The method comprises the steps of carrying out grading and color separation detection on the ceramic tiles based on a convolutional neural network model, and carrying out grade type division on the ceramic tile quality; the human resources can be saved and the detection efficiency can be improved; the operation speed is high, and the response requirement of a high-speed production line can be met; the classification accuracy is high, and errors in manual classification can be avoided.
Preprocessing the tile image is beneficial to eliminating or reducing noise, improving contrast, smoothing or sharpening the image, and the like. The initial gray level image obtained by performing gray level conversion on the tile image has the advantages of small memory occupation, high operation speed, more convenient processing and the like. The median filtering is to sort the pixel values in the range and replace the pixel values of the noise points with the median values, which has good effect on removing the noise. The histogram equalization is utilized to perform equalization processing on the image, so that the image contrast is improved, the gray distribution is more uniform, the contrast between the defect outline and the background is clearer, and the contrast between the pattern and the background is larger.

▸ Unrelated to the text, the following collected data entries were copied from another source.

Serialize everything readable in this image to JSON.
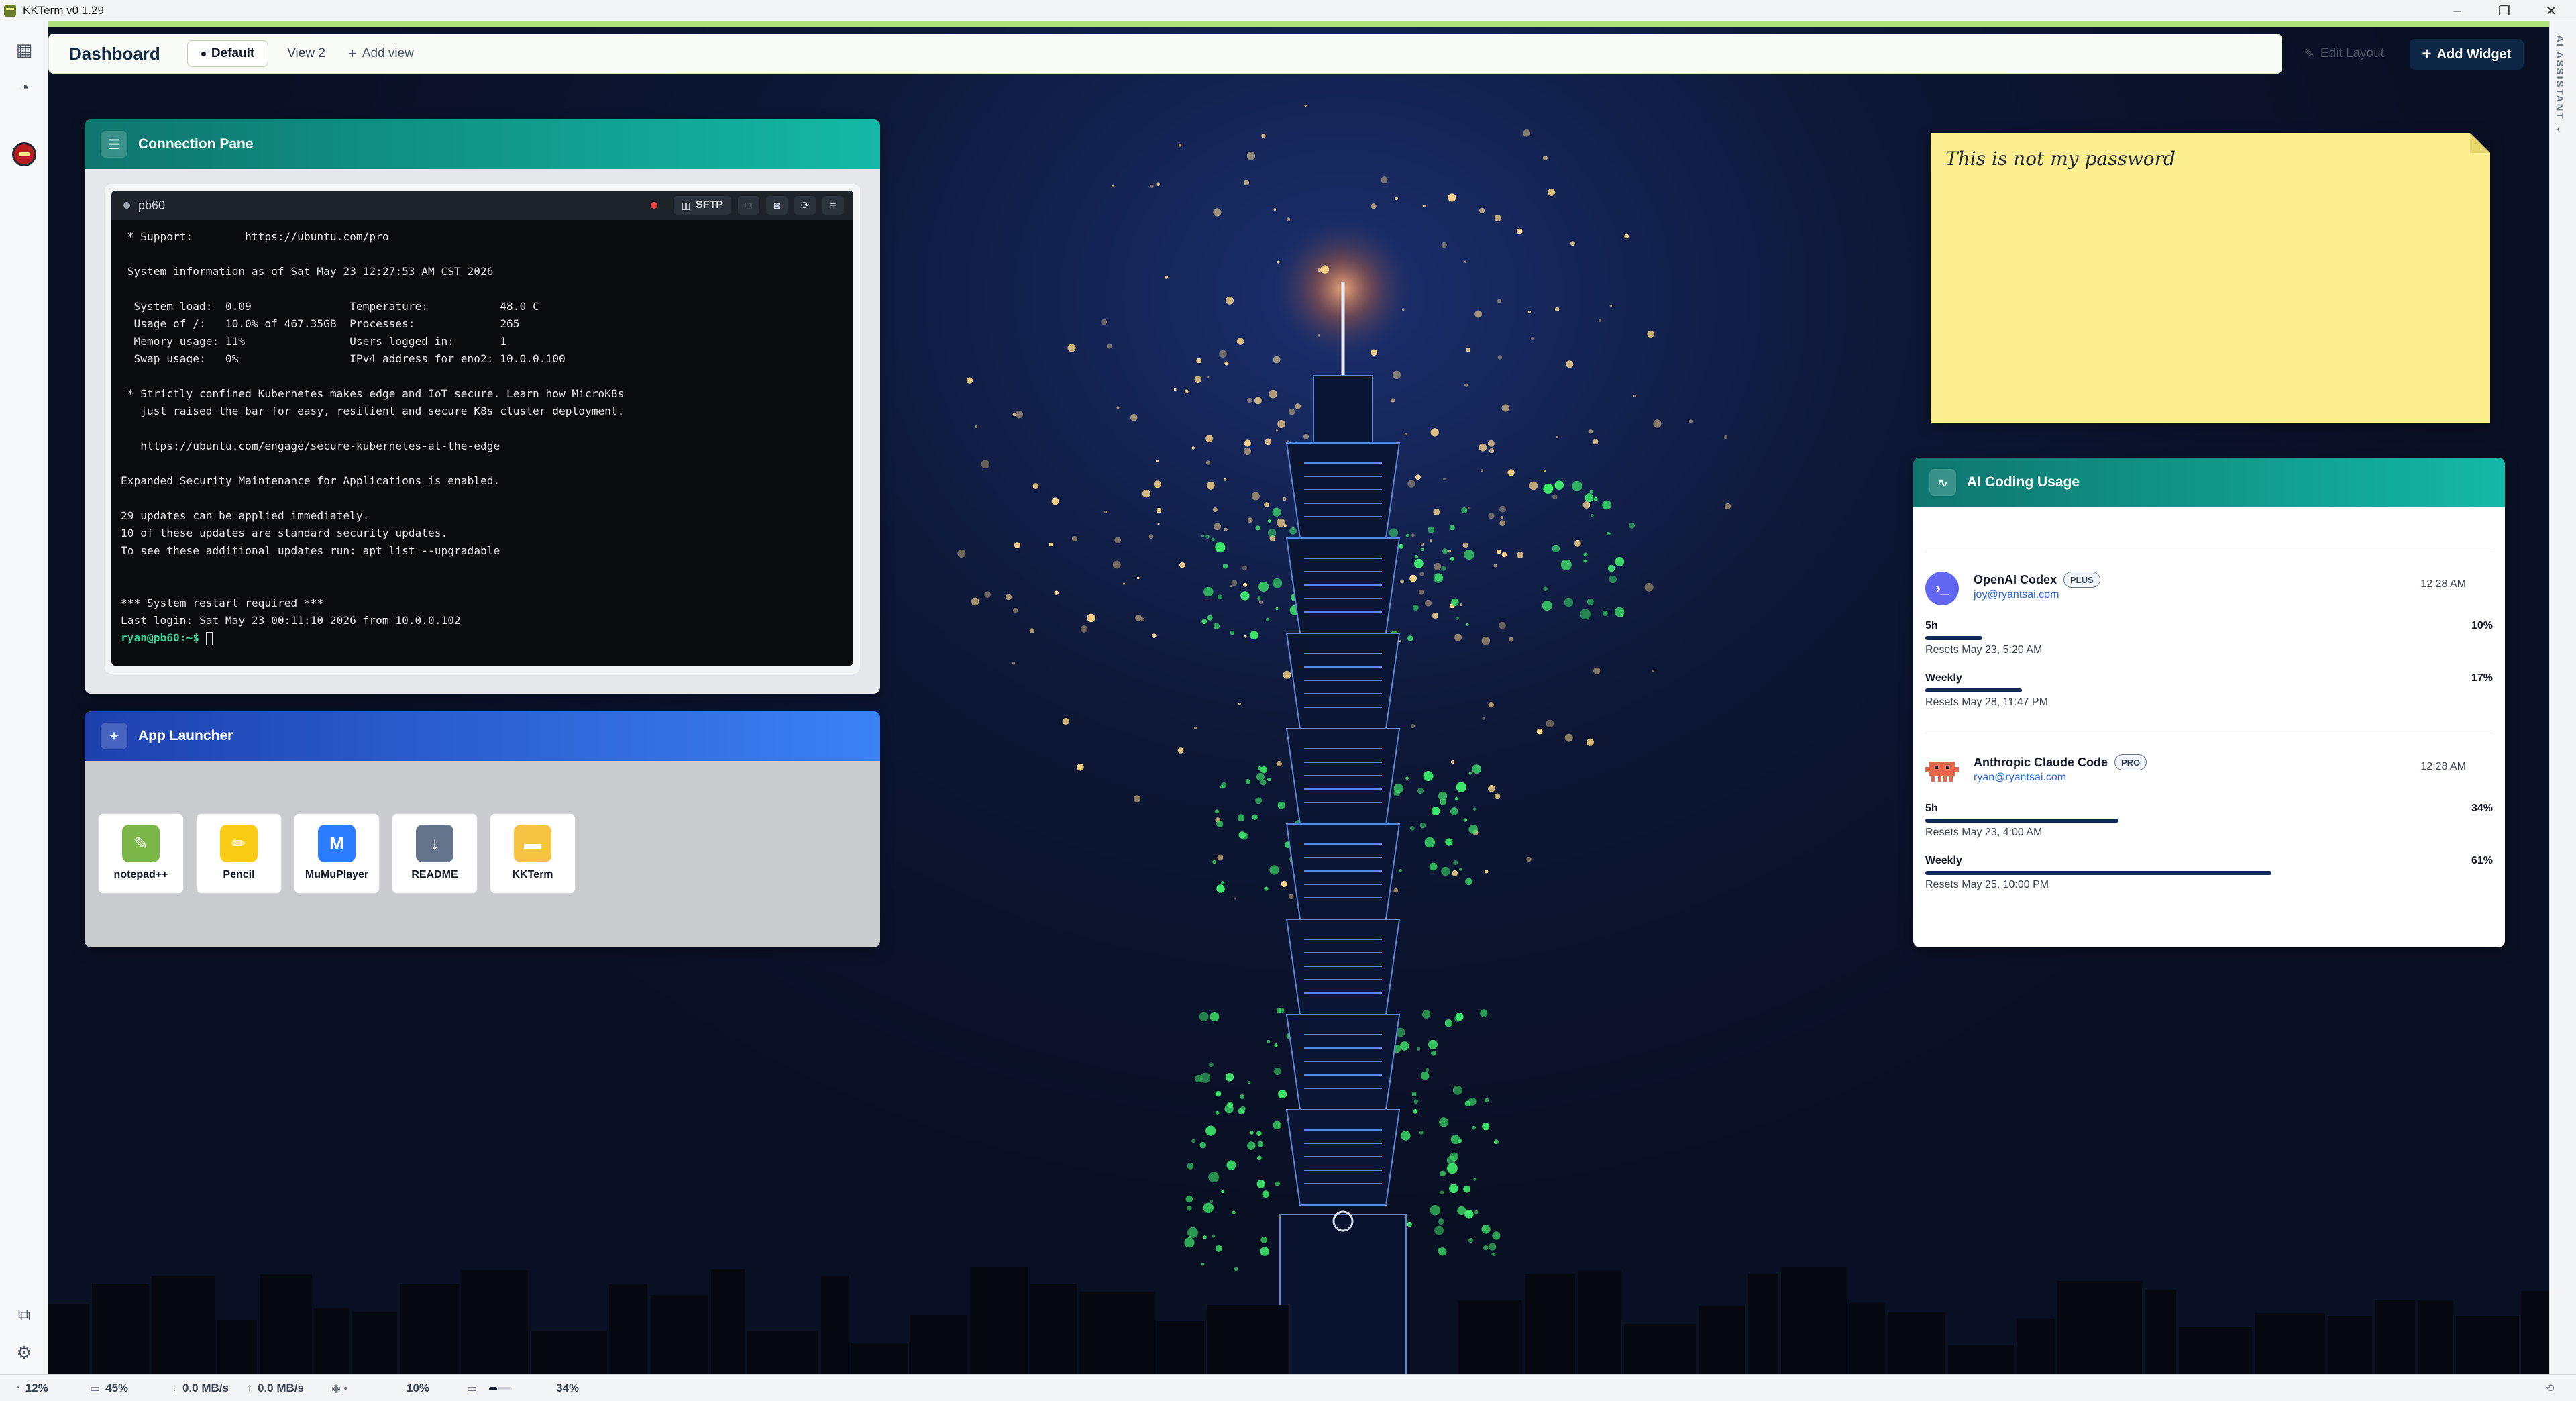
{
  "window": {
    "title": "KKTerm v0.1.29",
    "controls": [
      "minimize-icon",
      "restore-icon",
      "close-icon"
    ]
  },
  "header": {
    "title": "Dashboard",
    "views": [
      "Default",
      "View 2"
    ],
    "add_view": "Add view",
    "edit_layout": "Edit Layout",
    "add_widget": "Add Widget"
  },
  "right_rail": {
    "label": "AI ASSISTANT"
  },
  "connection_pane": {
    "title": "Connection Pane",
    "tab_name": "pb60",
    "sftp_label": "SFTP",
    "terminal_lines": [
      " * Support:        https://ubuntu.com/pro",
      "",
      " System information as of Sat May 23 12:27:53 AM CST 2026",
      "",
      "  System load:  0.09               Temperature:           48.0 C",
      "  Usage of /:   10.0% of 467.35GB  Processes:             265",
      "  Memory usage: 11%                Users logged in:       1",
      "  Swap usage:   0%                 IPv4 address for eno2: 10.0.0.100",
      "",
      " * Strictly confined Kubernetes makes edge and IoT secure. Learn how MicroK8s",
      "   just raised the bar for easy, resilient and secure K8s cluster deployment.",
      "",
      "   https://ubuntu.com/engage/secure-kubernetes-at-the-edge",
      "",
      "Expanded Security Maintenance for Applications is enabled.",
      "",
      "29 updates can be applied immediately.",
      "10 of these updates are standard security updates.",
      "To see these additional updates run: apt list --upgradable",
      "",
      "",
      "*** System restart required ***",
      "Last login: Sat May 23 00:11:10 2026 from 10.0.0.102"
    ],
    "prompt": "ryan@pb60:~$"
  },
  "app_launcher": {
    "title": "App Launcher",
    "apps": [
      {
        "name": "notepad++",
        "icon": "notepad-icon",
        "color": "#7ab648"
      },
      {
        "name": "Pencil",
        "icon": "pencil-icon",
        "color": "#facc15"
      },
      {
        "name": "MuMuPlayer",
        "icon": "mumu-icon",
        "color": "#2b7cff"
      },
      {
        "name": "README",
        "icon": "readme-icon",
        "color": "#64748b"
      },
      {
        "name": "KKTerm",
        "icon": "folder-icon",
        "color": "#f6c343"
      }
    ]
  },
  "sticky_note": {
    "text": "This is not my password"
  },
  "ai_usage": {
    "title": "AI Coding Usage",
    "providers": [
      {
        "name": "OpenAI Codex",
        "plan": "PLUS",
        "email": "joy@ryantsai.com",
        "time": "12:28 AM",
        "logo_color": "#6366f1",
        "meters": [
          {
            "label": "5h",
            "percent": 10,
            "percent_text": "10%",
            "reset": "Resets May 23, 5:20 AM"
          },
          {
            "label": "Weekly",
            "percent": 17,
            "percent_text": "17%",
            "reset": "Resets May 28, 11:47 PM"
          }
        ]
      },
      {
        "name": "Anthropic Claude Code",
        "plan": "PRO",
        "email": "ryan@ryantsai.com",
        "time": "12:28 AM",
        "logo_color": "#e0684b",
        "meters": [
          {
            "label": "5h",
            "percent": 34,
            "percent_text": "34%",
            "reset": "Resets May 23, 4:00 AM"
          },
          {
            "label": "Weekly",
            "percent": 61,
            "percent_text": "61%",
            "reset": "Resets May 25, 10:00 PM"
          }
        ]
      }
    ]
  },
  "status_bar": {
    "cpu": "12%",
    "memory": "45%",
    "download": "0.0 MB/s",
    "upload": "0.0 MB/s",
    "gpu": "10%",
    "gpu_mem": "34%"
  }
}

Preferably, in the preprocessing of the tile image, the histogram equalization processing refers to:
setting the filtering gray level image to 0-255 original gray levels;
calculating the histogram distribution probability P (i) of the original gray level i:
wherein N is the total number of pixels of the filtered gray image, NiThe total number of pixels of the original gray level i in the filtered gray image;
calculating histogram probability accumulated value S (i) of original gray level i:
calculating an equalized gray level SS (i) in an equalized image corresponding to the original gray level i:
SS(i)=int{[max(pix)-min(pix)]*S(i)+0.5};
wherein pix refers to the gray value in the filtered gray image;
and mapping the equalized gray levels SS (i) to the equalized images one by one according to the corresponding relation between the equalized gray levels SS (i) and the gray levels of the gray images and the equalized images found in the previous step of the original gray level i, and finishing the pixel mapping of the equalized images.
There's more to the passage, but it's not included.